Problem Description
Natural language processing (NLP) is a field of computer science, artificial intelligence, and linguistics concerned with the interactions between computers and human (natural) languages. As such, NLP is related to the area of human–computer interaction. Many challenges in NLP involve natural language understanding – that is, enabling computers to derive meaning from human or natural language input.
Design
NuPIC is not currently tuned for NLP, but should be capable of some basic NLP functions. If letters are used as categories, it should be able to recognize common word and sentence structures. However, without a hierarchy, it will not be able to formulate a deep understanding of input text, because it is limited to one small region of the brain within it’s model.
However, there could still be some interesting experiments performed even with this limitation. For example, words would be encoded into SDRs externally, through the cortical.io API, and feed directly into the CLA using a “pass-through” encoder.
Encoding
A preliminary “Pass-Thru” encoder has been merged into master in PR #257, which could be used to pass raw SDRs from cortical.io into the CLA.
NLP Tools
Other sources
The python Natural Language Tool Kit has a lot of NLP tools that could make word, sentence, phrase, and term extraction easier for corpus pre-processing.
Large pre-trained word vector sets from Google
https://code.google.com/p/word2vec/
(Ian Danforth on the ML)
NLP Videos
CEPT (now cortical.io) SDR Session with Francisco Webber (NuPIC 2013 Fall Hackathon
NuPIC For NLP
Visualizing Predicted Word SDRs (hackathon demo)
Visualizing Predicted Word SDRs (hackathon demo)
Famous (hackathon demo)
Francisco Webber, Soeren, and Erik from CEPT are trying to teach NuPIC to understand complex word associations with CEPT word SDRs.
Challenges!
Predict plural forms of nouns
Train the CLA on a bunch of nouns and their plural forms, both regular and irregular. Then give it a new singular form and the prediction for the plural form. Whether regular or irregular, the plural form should be correct.
- cat cats
- status statuses
- dolly dollies
- cactus cacti
Predict country capitals
Recently, Google blogged about their word2vec tool, and described how it could understand the association of countries and their capitals. Do the same thing!
Predict part-of-speech (POS, word type)
This could be useful to many applications, train the CLA to tell word-type. I’m thinking of two ways…
for the Spatial pooler, train on pairs :
- cat → noun
- run → verb
- swiftly → adjective
The other way would be harder to learn but should yeld better results, train SP+TP as a sequence for word-type pairs.
- T1: Boy-noun
- T2: ran-verb
…
Part of Speech Anomaly Detection
There is already some work done on predicting parts of speech based on NTLK POS input. Adding another experiment to this project that does anomaly detection instead of prediction could provide more value. Once the CLA has learned the typical patterns of POS within a corpus, it might identify grammatical errors with high anomaly scores.

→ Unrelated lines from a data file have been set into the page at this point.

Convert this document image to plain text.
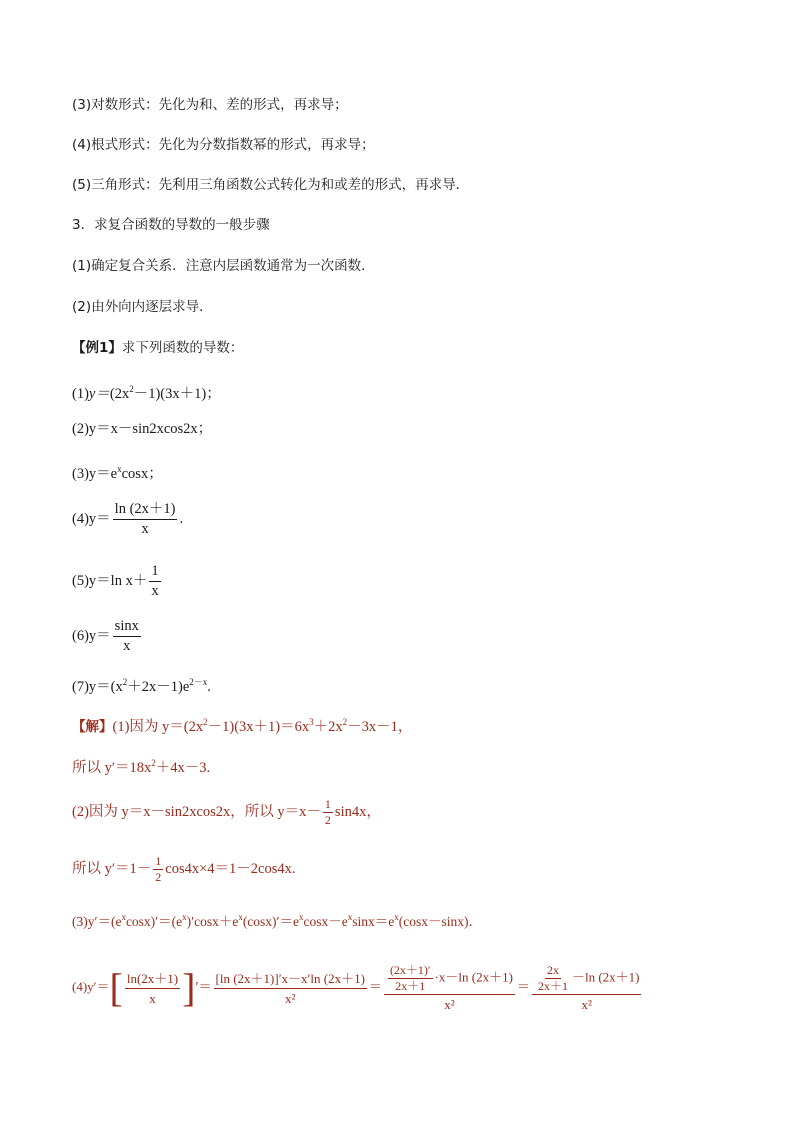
(3)对数形式：先化为和、差的形式，再求导；
(4)根式形式：先化为分数指数幂的形式，再求导；
(5)三角形式：先利用三角函数公式转化为和或差的形式，再求导．
3．求复合函数的导数的一般步骤
(1)确定复合关系．注意内层函数通常为一次函数．
(2)由外向内逐层求导．
【例1】求下列函数的导数：
$(1)y=(2x^2-1)(3x+1)$；
(2)y＝x－sin2xcos2x；
$(3)y=e^x\cos x$；
$(4)y= \frac{\ln (2x+1)}{x}$ .
(5)y＝ln $x+ \frac{1}{x}$
$(6)y= \frac{\sin x}{x}$
$(7)y=(x^2+2x-1)e^{2-x}$.
【解】(1)因为 $y=(2x^2-1)(3x+1)=6x^3+2x^2-3x-1$，
所以 $y'=18x^2+4x-3$.
(2)因为 y＝x－sin2xcos2x，所以 $y=x- \frac{1}{2} \sin 4x$，
所以 $y'=1- \frac{1}{2} \cos 4x\times 4=1-2\cos 4x$.
$(3)y'=(e^x\cos x)'=(e^x)'\cos x+e^x(\cos x)'=e^x\cos x-e^x\sin x=e^x(\cos x-\sin x)$．
(4)y′＝ [ $\frac{\ln(2x+1)}{x}$ ] ′ ＝ $\frac{[\ln (2x+1)]'x-x'\ln (2x+1)}{\text{x²}} = \frac{\frac{(2x+1)'}{2x+1} \cdot x-\ln (2x+1)}{\text{x²}} = \frac{\frac{2x}{2x+1} -\ln (2x+1)}{\text{x²}}$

Creating Word SDR Images from TP Output
In this experiment, NuPIC is producing SDR predictions based on sequences of word SDRs it has been fed. These predictions are given to the cortical.io API to find closest term for that SDR. It would be interesting to visualize these predicted SDRs in the same way cortical.io does through a pixel bitmap, like this:
These predicted bitmaps created by this word association experiment should have a sort of gaussian property to them.
Emergence of grammar (+ontology)
On a (simplified) text dataset train text generation (prediction of the next letter in a sequence) and observe if grammatic structures appear to be learned by the CLA.
Eg.:
- He likeS
- We like
- ? Tom like(?s/’ ') …this Tom (=some unobserved term) example would require a use of ‘ontology’, providing an additional vector with info (ground truth he=singular, we=plural, Tom=singular), so training would look like:
- T1: {‘H’, singular}, T2: {‘e’, singular}…
History
- Aug 27, 2013: Community member Chetan Surpur created linguist project for predicting the rest of a user’s word, phrase, or sentence.
- Aug 28, 2013: Community member James Tauber created nupic-texts project for pre-processing of corpus of childrens’ text.
- Sept 12, 2013: Francisco Webber provided offline retina mapping of words within nupic-texts.
- Sept 12, 2013: Created pycept project to use as python CEPT API client.
- Sept 15, 2013: Had 2013 Hackathon NLP Planning Meeting to discuss the NLP focus of upcoming hackathon.
- Sept 26, 2013: Matt published an initial project that uses the CEPT API to download a library of SDRs for nouns in singular and plural forms extracted from the corpus of text included within NLTK.
- Oct 6, 2013: Matt updated his NLP Experiments project with an example of part of speech prediction using NLTK tagging.